In my very first article for this column, in October 2007, I wrote the following statement: "In my better moments, I remember to choose not to be defined by absence.  I choose to be defined by presence: by my own full presence in the world, by the presence of those who love me, and by the presence of God within and around me."

Wow, was I wise or what?  

Frankly, there have been times in the last three years in which I should have been reading my own writing, or paying more attention to the thoughts of some of the other wise women whose work I have had the pleasure to edit and post for Fidelia's Sisters.  So much of what has appeared here has been, as the column's title suggests, a guide – but perhaps more than that, a voice whispering in my ear, at just the moment when I have thought that I am the only person on earth who has ever felt like this, "You know, I feel exactly the same way!" 

Next month I will move on to editing the column Christ and Creativity, leaving the Single Rev's Guide to Life in the capable hands of Leah Grundset.  However, before I go…I have learned much from editing this column about how to navigate the peculiar waters of being a single minister.  Perhaps some of you learned with me.  For my final article as editor of this column, I thought I'd share a few of the things I have learned.

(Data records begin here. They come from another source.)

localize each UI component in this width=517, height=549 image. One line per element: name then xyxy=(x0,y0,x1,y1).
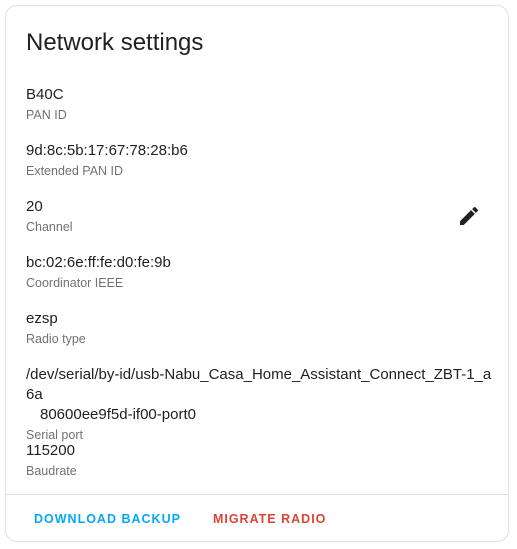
pan-id-label: PAN ID xyxy=(26,108,67,122)
migrate-radio-button[interactable]: MIGRATE RADIO xyxy=(207,510,332,528)
coordinator-ieee-value: bc:02:6e:ff:fe:d0:fe:9b xyxy=(26,254,171,271)
setting-radio-type: ezsp Radio type xyxy=(26,309,496,364)
radio-type-value: ezsp xyxy=(26,310,58,327)
extended-pan-id-value: 9d:8c:5b:17:67:78:28:b6 xyxy=(26,142,188,159)
channel-value: 20 xyxy=(26,198,43,215)
setting-coordinator-ieee: bc:02:6e:ff:fe:d0:fe:9b Coordinator IEEE xyxy=(26,253,496,308)
setting-pan-id: B40C PAN ID xyxy=(26,85,496,140)
card-title: Network settings xyxy=(26,29,204,56)
card-actions-divider xyxy=(6,494,508,495)
card-actions: DOWNLOAD BACKUP MIGRATE RADIO xyxy=(28,510,332,528)
channel-label: Channel xyxy=(26,220,73,234)
serial-port-value: /dev/serial/by-id/usb-Nabu_Casa_Home_Ass… xyxy=(26,365,496,425)
baudrate-value: 115200 xyxy=(26,442,75,459)
extended-pan-id-label: Extended PAN ID xyxy=(26,164,124,178)
baudrate-label: Baudrate xyxy=(26,464,77,478)
setting-serial-port: /dev/serial/by-id/usb-Nabu_Casa_Home_Ass… xyxy=(26,365,496,442)
serial-port-value-line2: 80600ee9f5d-if00-port0 xyxy=(40,406,196,423)
pencil-icon xyxy=(460,206,479,225)
setting-extended-pan-id: 9d:8c:5b:17:67:78:28:b6 Extended PAN ID xyxy=(26,141,496,196)
pan-id-value: B40C xyxy=(26,86,64,103)
settings-list: B40C PAN ID 9d:8c:5b:17:67:78:28:b6 Exte… xyxy=(26,84,496,496)
serial-port-value-line1: /dev/serial/by-id/usb-Nabu_Casa_Home_Ass… xyxy=(26,366,492,403)
network-settings-card: Network settings B40C PAN ID 9d:8c:5b:17… xyxy=(5,5,509,542)
setting-baudrate: 115200 Baudrate xyxy=(26,441,496,496)
download-backup-button[interactable]: DOWNLOAD BACKUP xyxy=(28,510,187,528)
edit-channel-button[interactable] xyxy=(457,204,481,228)
setting-channel: 20 Channel xyxy=(26,197,496,252)
coordinator-ieee-label: Coordinator IEEE xyxy=(26,276,124,290)
radio-type-label: Radio type xyxy=(26,332,86,346)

1. Other people will define you by your singleness.  You can't change this, so it's best to accept that it will happen. 

2. That doesn't mean you have to define yourself that way.

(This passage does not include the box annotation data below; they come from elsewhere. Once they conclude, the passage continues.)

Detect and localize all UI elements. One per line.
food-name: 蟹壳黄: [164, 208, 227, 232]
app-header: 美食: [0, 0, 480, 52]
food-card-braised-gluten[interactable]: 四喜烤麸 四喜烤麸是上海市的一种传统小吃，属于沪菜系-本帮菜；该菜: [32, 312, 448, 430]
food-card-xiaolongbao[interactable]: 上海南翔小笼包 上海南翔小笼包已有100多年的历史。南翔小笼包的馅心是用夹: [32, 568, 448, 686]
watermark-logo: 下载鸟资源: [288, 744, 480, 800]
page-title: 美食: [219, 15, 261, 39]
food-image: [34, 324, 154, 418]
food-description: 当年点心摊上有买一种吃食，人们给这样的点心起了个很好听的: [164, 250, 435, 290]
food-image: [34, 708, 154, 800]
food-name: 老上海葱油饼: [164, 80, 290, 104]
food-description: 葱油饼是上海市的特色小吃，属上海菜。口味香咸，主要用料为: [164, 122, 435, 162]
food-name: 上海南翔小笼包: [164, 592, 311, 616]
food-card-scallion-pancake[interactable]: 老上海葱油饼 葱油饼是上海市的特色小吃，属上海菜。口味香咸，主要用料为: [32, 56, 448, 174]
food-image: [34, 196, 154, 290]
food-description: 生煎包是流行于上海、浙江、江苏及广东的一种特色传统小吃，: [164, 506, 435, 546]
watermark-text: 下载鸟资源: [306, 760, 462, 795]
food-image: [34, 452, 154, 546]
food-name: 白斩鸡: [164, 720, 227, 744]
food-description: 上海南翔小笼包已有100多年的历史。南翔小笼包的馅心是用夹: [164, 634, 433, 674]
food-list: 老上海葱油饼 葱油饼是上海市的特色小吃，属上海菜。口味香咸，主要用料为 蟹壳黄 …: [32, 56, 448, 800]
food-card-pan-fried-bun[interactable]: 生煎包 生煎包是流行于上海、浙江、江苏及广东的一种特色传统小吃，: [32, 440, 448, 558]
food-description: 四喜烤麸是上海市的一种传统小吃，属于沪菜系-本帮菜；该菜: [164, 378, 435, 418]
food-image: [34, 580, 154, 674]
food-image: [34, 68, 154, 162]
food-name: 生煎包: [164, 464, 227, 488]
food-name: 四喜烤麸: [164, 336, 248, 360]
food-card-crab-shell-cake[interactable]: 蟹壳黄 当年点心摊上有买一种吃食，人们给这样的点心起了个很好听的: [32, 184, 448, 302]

3. Living alone is wonderful, scary, freeing, sometimes the best idea ever, and sometimes…not.

4. It is entirely possible to buy/rent/build/decorate/nurture the home you want whether or not there is someone else living there with you.

5. It's okay to keep the details of your love life to yourself, no matter how often your congregation asks.

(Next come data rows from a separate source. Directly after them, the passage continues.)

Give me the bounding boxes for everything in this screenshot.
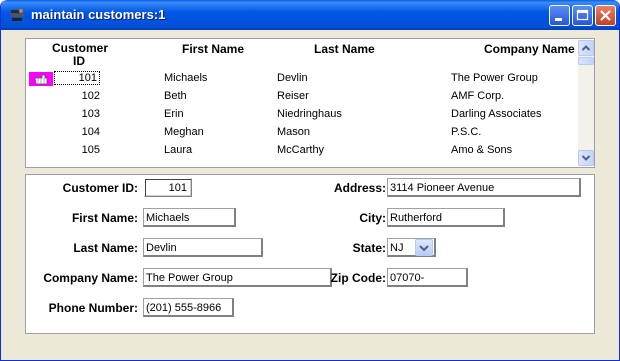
chevron-down-icon xyxy=(581,155,591,161)
customer-detail-form: Customer ID: 101 First Name: Michaels La… xyxy=(25,174,595,334)
cell-company-name: Darling Associates xyxy=(451,108,542,120)
last-name-field[interactable]: Devlin xyxy=(143,238,263,257)
cell-customer-id: 105 xyxy=(81,144,100,156)
scroll-down-button[interactable] xyxy=(578,150,594,166)
vertical-scrollbar[interactable] xyxy=(578,40,594,166)
customer-id-field[interactable]: 101 xyxy=(144,178,192,197)
minimize-icon xyxy=(555,18,562,21)
city-field[interactable]: Rutherford xyxy=(387,208,505,227)
column-header-customer-id: Customer ID xyxy=(52,41,109,68)
column-header-company-name: Company Name xyxy=(484,42,575,56)
cell-last-name: Niedringhaus xyxy=(277,108,342,120)
cell-company-name: The Power Group xyxy=(451,72,538,84)
company-name-field[interactable]: The Power Group xyxy=(143,268,332,287)
maximize-button[interactable] xyxy=(572,5,593,26)
cell-customer-id: 103 xyxy=(81,108,100,120)
zip-code-label: Zip Code: xyxy=(330,271,386,285)
cell-customer-id: 104 xyxy=(81,126,100,138)
address-label: Address: xyxy=(333,181,386,195)
table-row[interactable]: 102 Beth Reiser AMF Corp. xyxy=(26,88,578,106)
cell-last-name: Devlin xyxy=(277,72,308,84)
app-icon xyxy=(10,9,24,21)
table-row[interactable]: 103 Erin Niedringhaus Darling Associates xyxy=(26,106,578,124)
column-header-first-name: First Name xyxy=(182,42,245,56)
close-button[interactable] xyxy=(595,5,616,26)
cell-last-name: McCarthy xyxy=(277,144,325,156)
app-window: maintain customers:1 Customer ID First N… xyxy=(0,0,620,361)
last-name-label: Last Name: xyxy=(73,241,138,255)
cell-first-name: Meghan xyxy=(164,126,204,138)
first-name-label: First Name: xyxy=(71,211,138,225)
chevron-down-icon xyxy=(419,245,429,252)
current-row-indicator xyxy=(29,72,53,86)
state-dropdown-button[interactable] xyxy=(415,239,433,256)
cell-first-name: Michaels xyxy=(164,72,208,84)
phone-number-label: Phone Number: xyxy=(48,301,138,315)
address-field[interactable]: 3114 Pioneer Avenue xyxy=(387,178,581,197)
phone-number-field[interactable]: (201) 555-8966 xyxy=(143,298,234,317)
customer-id-label: Customer ID: xyxy=(62,181,138,195)
state-value: NJ xyxy=(390,242,404,254)
cell-last-name: Mason xyxy=(277,126,311,138)
table-row[interactable]: 105 Laura McCarthy Amo & Sons xyxy=(26,142,578,160)
minimize-button[interactable] xyxy=(549,5,570,26)
table-row[interactable]: 101 Michaels Devlin The Power Group xyxy=(26,70,578,88)
column-header-last-name: Last Name xyxy=(314,42,375,56)
cell-first-name: Erin xyxy=(164,108,184,120)
cell-company-name: AMF Corp. xyxy=(451,90,505,102)
maximize-icon xyxy=(576,9,589,21)
table-row[interactable]: 104 Meghan Mason P.S.C. xyxy=(26,124,578,142)
company-name-label: Company Name: xyxy=(43,271,138,285)
cell-customer-id: 102 xyxy=(81,90,100,102)
cell-first-name: Laura xyxy=(164,144,193,156)
scroll-up-button[interactable] xyxy=(578,40,594,56)
city-label: City: xyxy=(359,211,386,225)
cell-company-name: P.S.C. xyxy=(451,126,482,138)
zip-code-field[interactable]: 07070- xyxy=(387,268,468,287)
customer-list[interactable]: Customer ID First Name Last Name Company… xyxy=(25,38,595,168)
title-bar[interactable]: maintain customers:1 xyxy=(1,0,619,30)
first-name-field[interactable]: Michaels xyxy=(143,208,236,227)
scroll-thumb[interactable] xyxy=(578,57,594,65)
cell-first-name: Beth xyxy=(164,90,187,102)
close-icon xyxy=(600,10,611,21)
pointer-hand-icon xyxy=(34,74,48,85)
cell-company-name: Amo & Sons xyxy=(451,144,513,156)
window-title: maintain customers:1 xyxy=(31,7,166,22)
state-label: State: xyxy=(352,241,386,255)
cell-last-name: Reiser xyxy=(277,90,309,102)
cell-customer-id: 101 xyxy=(54,71,100,85)
chevron-up-icon xyxy=(581,45,591,51)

6. It's also okay to share some of the details (appropriately, of course).  Your congregation likely wants to know you, and that's a part of you. 

7. Embrace the prying; it makes for good stories later.

8. Friends with whom you can be absolutely, totally, unfilteredly yourself are a necessity.

9. There are many reasons why this column has the largest number of authors who choose to remain anonymous, and these reasons are the same as the reasons we must speak out – even if it's not always safe to put our names above what we've written. 

10. No matter how weird, scary, crazy, shameful, or freakish you think whatever you're going through is, chances are, one of your clergy sisters has gone through something very similar.  


2 replies
  1. Elsa says:

    Stacey, thank you for being one of the rare and wonderful people that I can be “absolutely, totally, unfilteredly” myself — even if that’s just by reading this column. I can’t wait to see what the next chapter brings in this column and in others.

  2. Katherine says:

    I’m not a single rev, but this has still been one of my favorite columns, month after month. Thanks for all your great work and for sharing so generously what you’ve learned.